Facebook aracılığıyla herhangi bir mahremiyet sınırlandırması yapılmadan kaydedilmekte ve kullanılmaktadır.

Konunun ciddiyetini ortaya koyan ShareLab projesi bu durumun daha net görülmesi için bir akış şeması oluşturmuştur. ShareLab projesi Facebook’un verilerini analiz ederek şirket içindeki sosyal yapıyı ve güç ilişkilerini ortaya koymaya çalışan bir projedir. Araştırmayı yapan Joler (2017), Facebook bir ülke olsaydı, Çin’den daha büyük olacağını söylemekte ve araştırma sonuçlarını şu şekilde ifade etmektedir; “İnsanı hipnotize eden akış şemalarını tam anlamıyla kavramak saatler sürüyor, ancak bu şema Facebook’a sağladığımız verilerin nasıl etnik kökenimizi, cinsiyetimizi, politik eğilimlerimizi, sosyal sınıfımızı, seyahat programımızı ortaya koymak için kullanıldığını gösteriyor. Başka bir tabloda Facebook'da paylaştığımız linkler ve şirketin Instagram, WhatsApp ya da Facebook log-in ekranı ile girdiğimiz diğer platformlardan edinilen verilerin nasıl bu dev algoritmaya dâhil edildiği gösteriliyor. Bu süreçler Facebook’un kullanıcı kitlelerini çok etkili bir şekilde hedef almasına yardımcı oluyor. Veri analizi sonucunda bir kullanıcının Kore mutfağını sevip sevmediğinden, evden işe varış süresinin ne olduğundan, çocuklarının kaç yaşına olduğuna kadar birçok şeyi tahmin edebilmesine yardımcı oluyor. Başka bir şemada ise, Facebook'un telefon uygulaması üstünden nasıl kullancılardan izin alarak sms okuyabildiği, cihazlardan izin istemeden veri indirebildiği ve kullanıcıların konumuna erişme izni verdiğimizi gösteriyor.”

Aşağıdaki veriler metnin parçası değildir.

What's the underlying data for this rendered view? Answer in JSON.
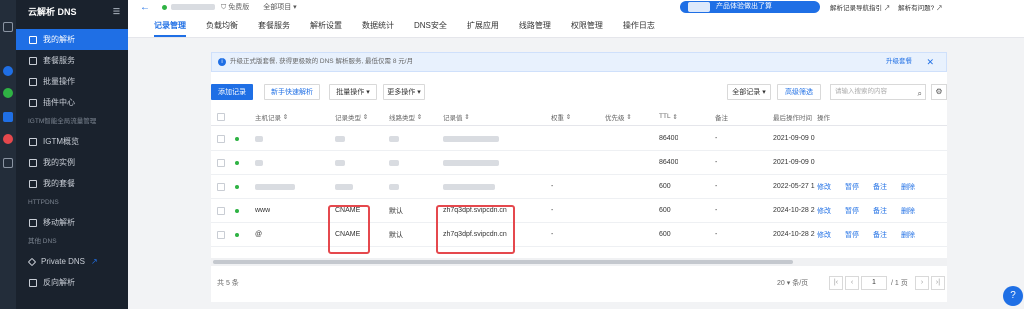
{
  "sidebar": {
    "brand": "云解析 DNS",
    "items": [
      {
        "label": "我的解析",
        "icon": "list-icon"
      },
      {
        "label": "套餐服务",
        "icon": "package-icon"
      },
      {
        "label": "批量操作",
        "icon": "batch-icon"
      },
      {
        "label": "插件中心",
        "icon": "plugin-icon"
      }
    ],
    "section_gtm": "IGTM智能全局流量管理",
    "gtm_items": [
      {
        "label": "IGTM概览",
        "icon": "grid-icon"
      },
      {
        "label": "我的实例",
        "icon": "instance-icon"
      },
      {
        "label": "我的套餐",
        "icon": "package-icon"
      }
    ],
    "section_httpdns": "HTTPDNS",
    "httpdns_items": [
      {
        "label": "移动解析",
        "icon": "mobile-icon"
      }
    ],
    "section_other": "其他 DNS",
    "other_items": [
      {
        "label": "Private DNS",
        "icon": "diamond-icon"
      },
      {
        "label": "反向解析",
        "icon": "reverse-icon"
      }
    ]
  },
  "topbar": {
    "edition": "免费版",
    "project": "全部项目",
    "promo": "产品体验做出了算",
    "link1": "解析记录导航指引",
    "link2": "解析有问题?"
  },
  "tabs": [
    "记录管理",
    "负载均衡",
    "套餐服务",
    "解析设置",
    "数据统计",
    "DNS安全",
    "扩展应用",
    "线路管理",
    "权限管理",
    "操作日志"
  ],
  "banner": {
    "text": "升级正式版套餐, 获得更极致的 DNS 解析服务, 最低仅需 8 元/月",
    "upgrade": "升级套餐"
  },
  "toolbar": {
    "add": "添加记录",
    "quick": "新手快速解析",
    "batch": "批量操作",
    "more": "更多操作",
    "all_records": "全部记录",
    "advanced": "高级筛选",
    "search_placeholder": "请输入搜索的内容"
  },
  "table": {
    "headers": [
      "主机记录",
      "记录类型",
      "线路类型",
      "记录值",
      "权重",
      "优先级",
      "TTL",
      "备注",
      "最后操作时间",
      "操作"
    ],
    "rows": [
      {
        "host": "",
        "type": "",
        "line": "",
        "value": "",
        "weight": "",
        "priority": "",
        "ttl": "86400",
        "note": "-",
        "time": "2021-09-09 0",
        "ops": []
      },
      {
        "host": "",
        "type": "",
        "line": "",
        "value": "",
        "weight": "",
        "priority": "",
        "ttl": "86400",
        "note": "-",
        "time": "2021-09-09 0",
        "ops": []
      },
      {
        "host": "",
        "type": "",
        "line": "",
        "value": "",
        "weight": "-",
        "priority": "",
        "ttl": "600",
        "note": "-",
        "time": "2022-05-27 1",
        "ops": [
          "修改",
          "暂停",
          "备注",
          "删除"
        ]
      },
      {
        "host": "www",
        "type": "CNAME",
        "line": "默认",
        "value": "zh7q3dpf.svipcdn.cn",
        "weight": "-",
        "priority": "",
        "ttl": "600",
        "note": "-",
        "time": "2024-10-28 2",
        "ops": [
          "修改",
          "暂停",
          "备注",
          "删除"
        ]
      },
      {
        "host": "@",
        "type": "CNAME",
        "line": "默认",
        "value": "zh7q3dpf.svipcdn.cn",
        "weight": "-",
        "priority": "",
        "ttl": "600",
        "note": "-",
        "time": "2024-10-28 2",
        "ops": [
          "修改",
          "暂停",
          "备注",
          "删除"
        ]
      }
    ]
  },
  "footer": {
    "total": "共 5 条",
    "page_size": "20",
    "page": "1",
    "total_pages": "/ 1 页"
  },
  "colors": {
    "accent": "#1f6fe5",
    "highlight": "#e5484d",
    "status_on": "#2fb344"
  }
}
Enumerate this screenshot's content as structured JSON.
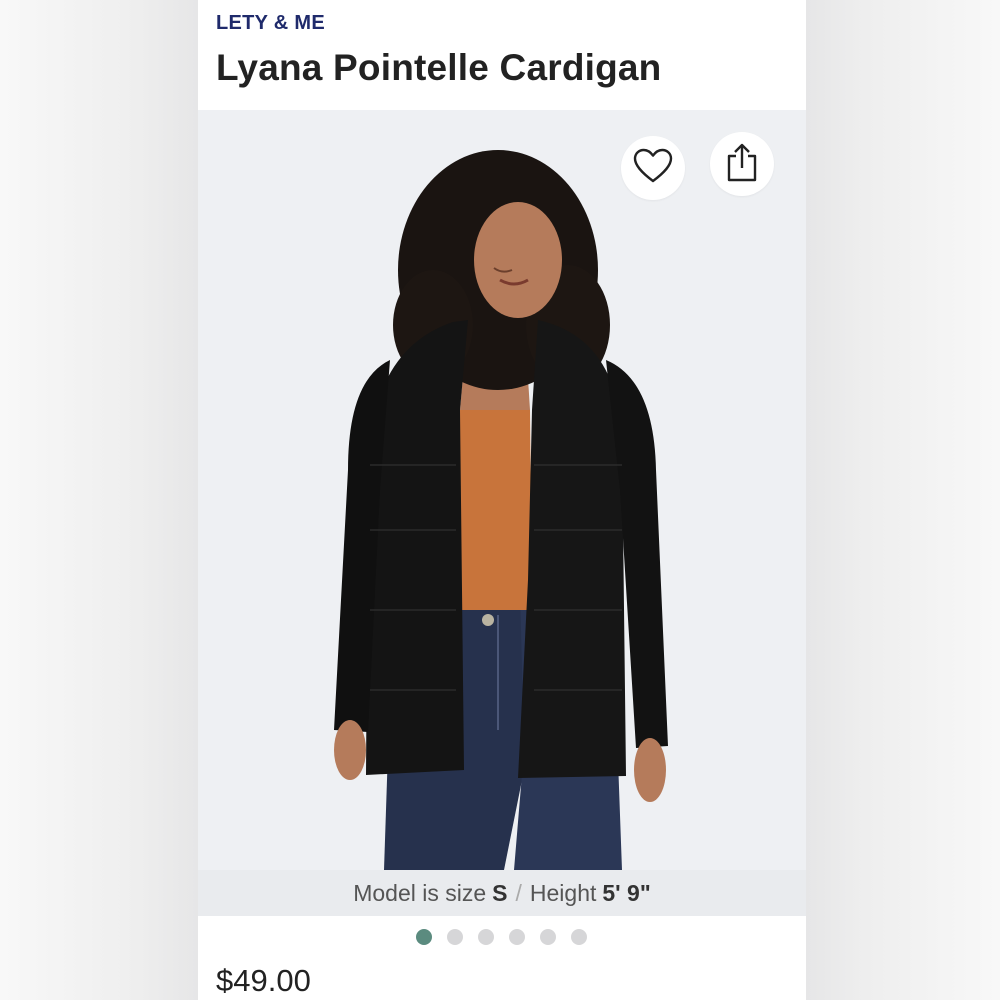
{
  "product": {
    "brand": "LETY & ME",
    "title": "Lyana Pointelle Cardigan",
    "price": "$49.00"
  },
  "model_info": {
    "prefix": "Model is size",
    "size": "S",
    "separator": "/",
    "height_label": "Height",
    "height": "5' 9\""
  },
  "carousel": {
    "total": 6,
    "active_index": 0
  },
  "icons": {
    "favorite": "heart-icon",
    "share": "share-icon"
  },
  "colors": {
    "brand": "#1f2a6b",
    "active_dot": "#5b8b7f",
    "inactive_dot": "#d6d6d8"
  }
}
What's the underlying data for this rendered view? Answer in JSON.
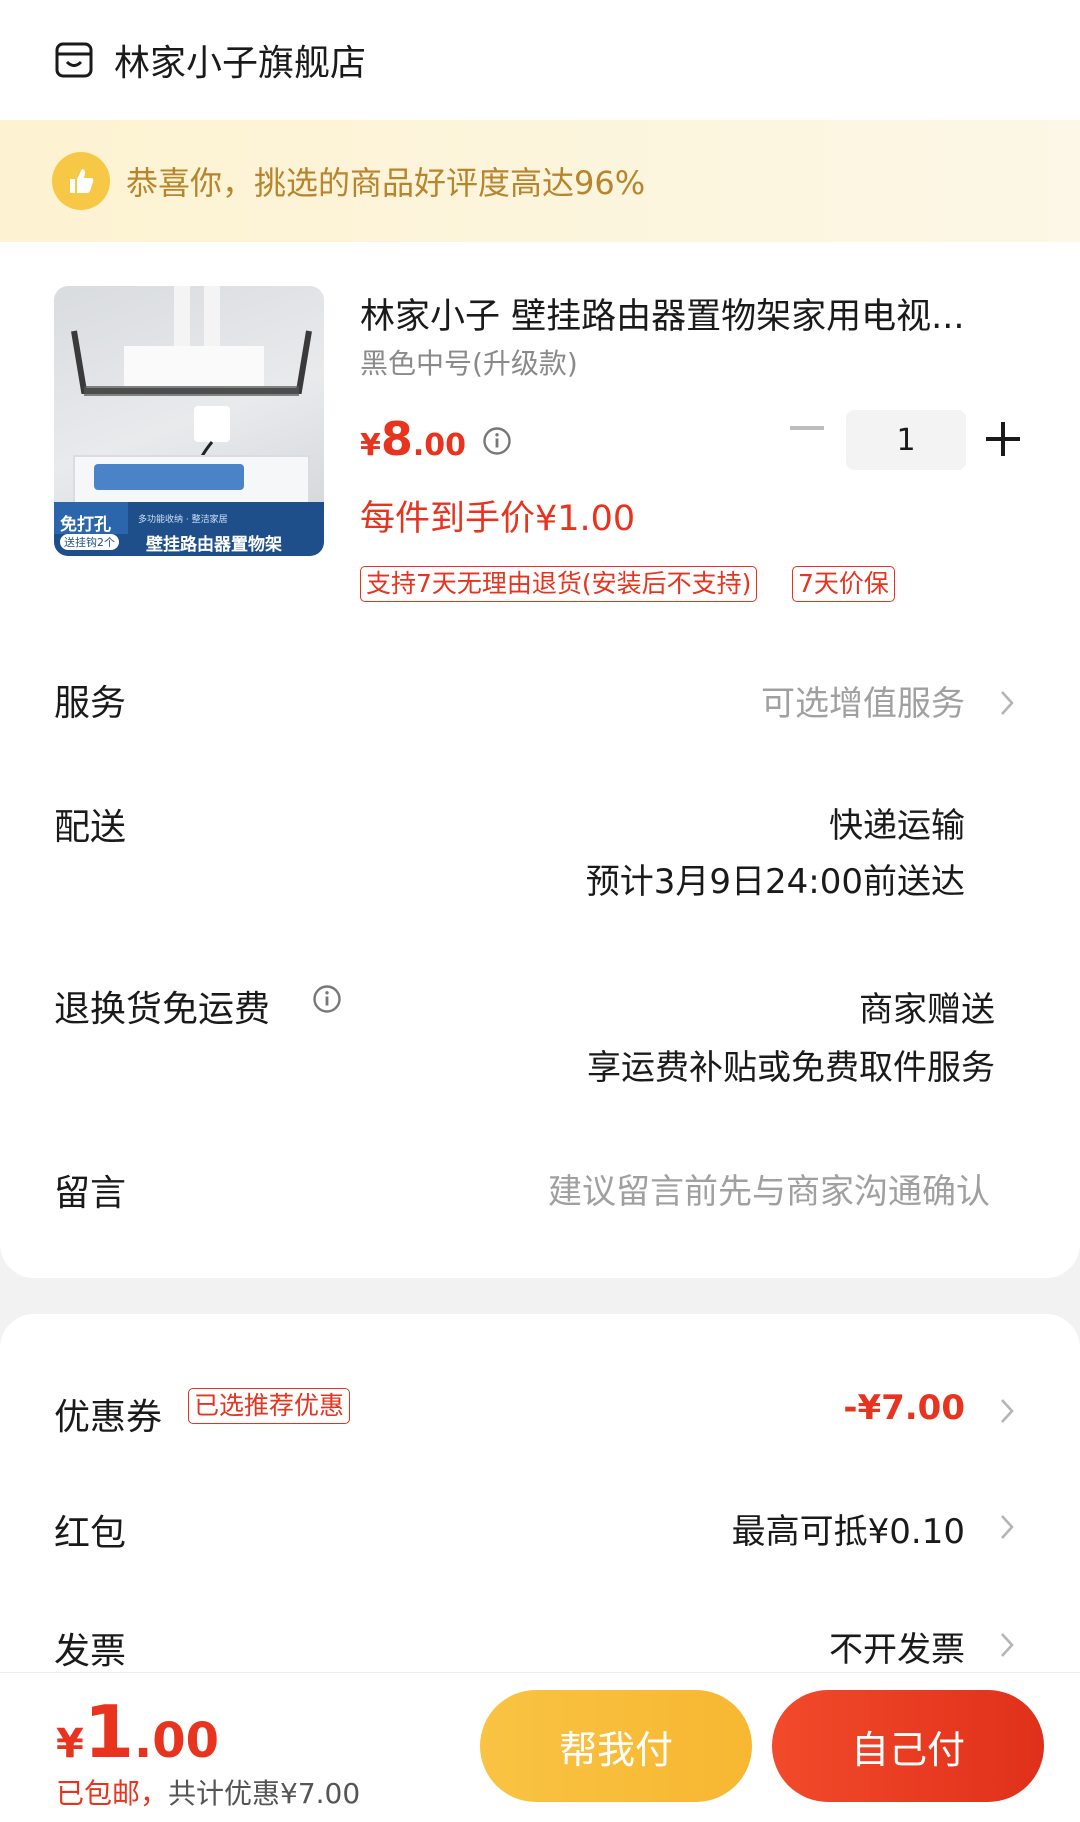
{
  "store": {
    "name": "林家小子旗舰店",
    "icon": "shop-icon"
  },
  "banner": {
    "text": "恭喜你，挑选的商品好评度高达96%",
    "icon": "thumbs-up-icon"
  },
  "product": {
    "image_badges": [
      "免打孔",
      "送挂钩2个",
      "多功能收纳 · 整洁家居",
      "壁挂路由器置物架"
    ],
    "title": "林家小子 壁挂路由器置物架家用电视...",
    "spec": "黑色中号(升级款)",
    "price_symbol": "¥",
    "price_int": "8",
    "price_dec": ".00",
    "quantity": "1",
    "unit_price_text": "每件到手价¥1.00",
    "tags": [
      "支持7天无理由退货(安装后不支持)",
      "7天价保"
    ]
  },
  "rows": {
    "service": {
      "label": "服务",
      "value": "可选增值服务"
    },
    "delivery": {
      "label": "配送",
      "value1": "快递运输",
      "value2": "预计3月9日24:00前送达"
    },
    "return_shipping": {
      "label": "退换货免运费",
      "value1": "商家赠送",
      "value2": "享运费补贴或免费取件服务"
    },
    "message": {
      "label": "留言",
      "placeholder": "建议留言前先与商家沟通确认"
    },
    "coupon": {
      "label": "优惠券",
      "tag": "已选推荐优惠",
      "value": "-¥7.00"
    },
    "red_packet": {
      "label": "红包",
      "value": "最高可抵¥0.10"
    },
    "invoice": {
      "label": "发票",
      "value": "不开发票"
    }
  },
  "bottom": {
    "total_symbol": "¥",
    "total_int": "1",
    "total_dec": ".00",
    "note_free": "已包邮，",
    "note_discount": "共计优惠¥7.00",
    "btn_help": "帮我付",
    "btn_self": "自己付"
  },
  "colors": {
    "accent": "#e8331f",
    "banner_text": "#b8842c",
    "help_btn": "#f7b731",
    "self_btn": "#e8331f"
  }
}
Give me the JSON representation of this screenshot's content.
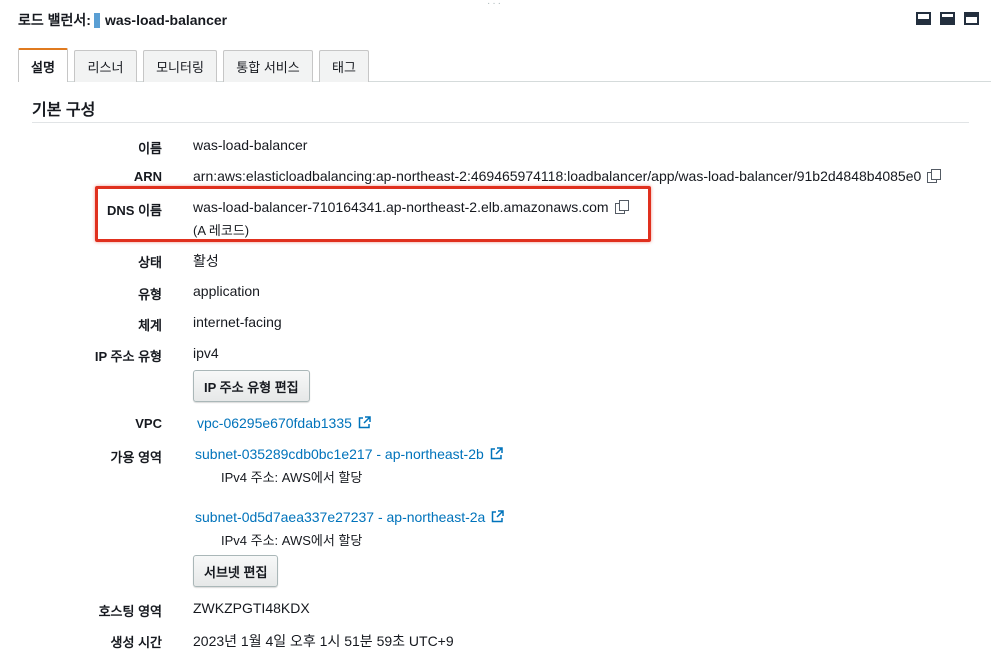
{
  "header": {
    "label": "로드 밸런서:",
    "name": "was-load-balancer"
  },
  "tabs": [
    {
      "label": "설명",
      "active": true
    },
    {
      "label": "리스너",
      "active": false
    },
    {
      "label": "모니터링",
      "active": false
    },
    {
      "label": "통합 서비스",
      "active": false
    },
    {
      "label": "태그",
      "active": false
    }
  ],
  "section": {
    "title": "기본 구성"
  },
  "details": {
    "name": {
      "label": "이름",
      "value": "was-load-balancer"
    },
    "arn": {
      "label": "ARN",
      "value": "arn:aws:elasticloadbalancing:ap-northeast-2:469465974118:loadbalancer/app/was-load-balancer/91b2d4848b4085e0"
    },
    "dns": {
      "label": "DNS 이름",
      "value": "was-load-balancer-710164341.ap-northeast-2.elb.amazonaws.com",
      "record": "(A 레코드)"
    },
    "state": {
      "label": "상태",
      "value": "활성"
    },
    "type": {
      "label": "유형",
      "value": "application"
    },
    "scheme": {
      "label": "체계",
      "value": "internet-facing"
    },
    "ip_type": {
      "label": "IP 주소 유형",
      "value": "ipv4",
      "edit_button": "IP 주소 유형 편집"
    },
    "vpc": {
      "label": "VPC",
      "value": "vpc-06295e670fdab1335"
    },
    "az": {
      "label": "가용 영역",
      "subnets": [
        {
          "name": "subnet-035289cdb0bc1e217 - ap-northeast-2b",
          "ipv4": "IPv4 주소: AWS에서 할당"
        },
        {
          "name": "subnet-0d5d7aea337e27237 - ap-northeast-2a",
          "ipv4": "IPv4 주소: AWS에서 할당"
        }
      ],
      "edit_button": "서브넷 편집"
    },
    "hosted_zone": {
      "label": "호스팅 영역",
      "value": "ZWKZPGTI48KDX"
    },
    "created": {
      "label": "생성 시간",
      "value": "2023년 1월 4일 오후 1시 51분 59초 UTC+9"
    }
  },
  "colors": {
    "link": "#0073bb",
    "highlight": "#e0301e",
    "active_tab_accent": "#e07a1f"
  }
}
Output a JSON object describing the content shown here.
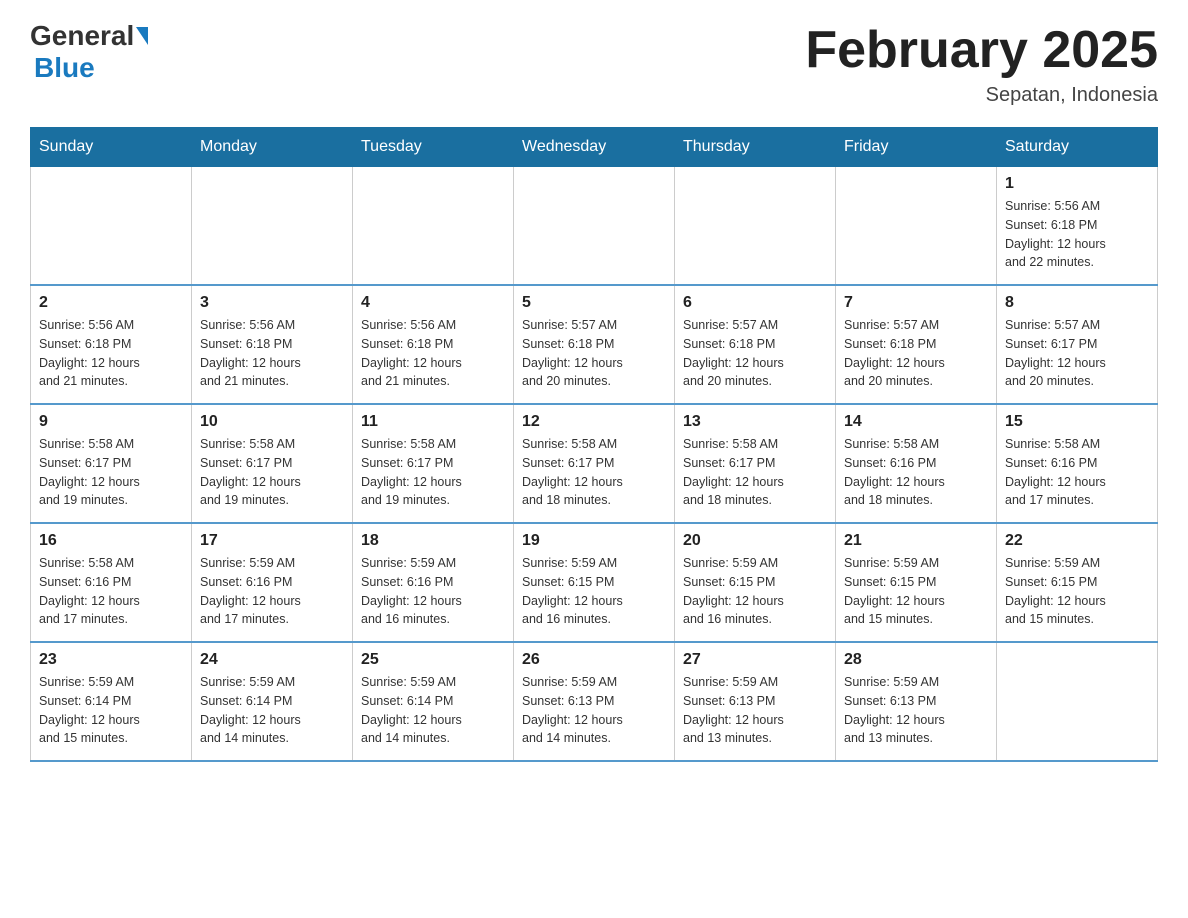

Özetle Assange ve arkadaşlarının (2013: 52-95) söylediği gibi verilerin üçüncü sahışlarca nasıl kullanıldığı ve verilerle ne yapıldığına dair ciddi bir mahremiyet sorunu bulunmaktadır. Verilerin kimler tarafından görüleceğine dair ayarlar nasıl yapılırsa yapılsın, “yayımla” tuşuna basıldığı anda bilgiler ilk önce Facebook’a, ardından kişinin seçtiği kullanıcılara açılmaktadır. Bunun da ötesinde, mahşerin dört atlısı olarak nitelendirilen para aklama, uyuşturucu, terör ve çocuk pornosu sürekli mahremiyeti koruyan teknolojilerin mahkûm edilmesi için gündeme getirilmekte ve tüm bilgiler kontrol alınmaktadır. Bunun nedeni gözetleme arttıkça kontrole sahip olmanın da o derece artmasından kaynaklanmaktadır.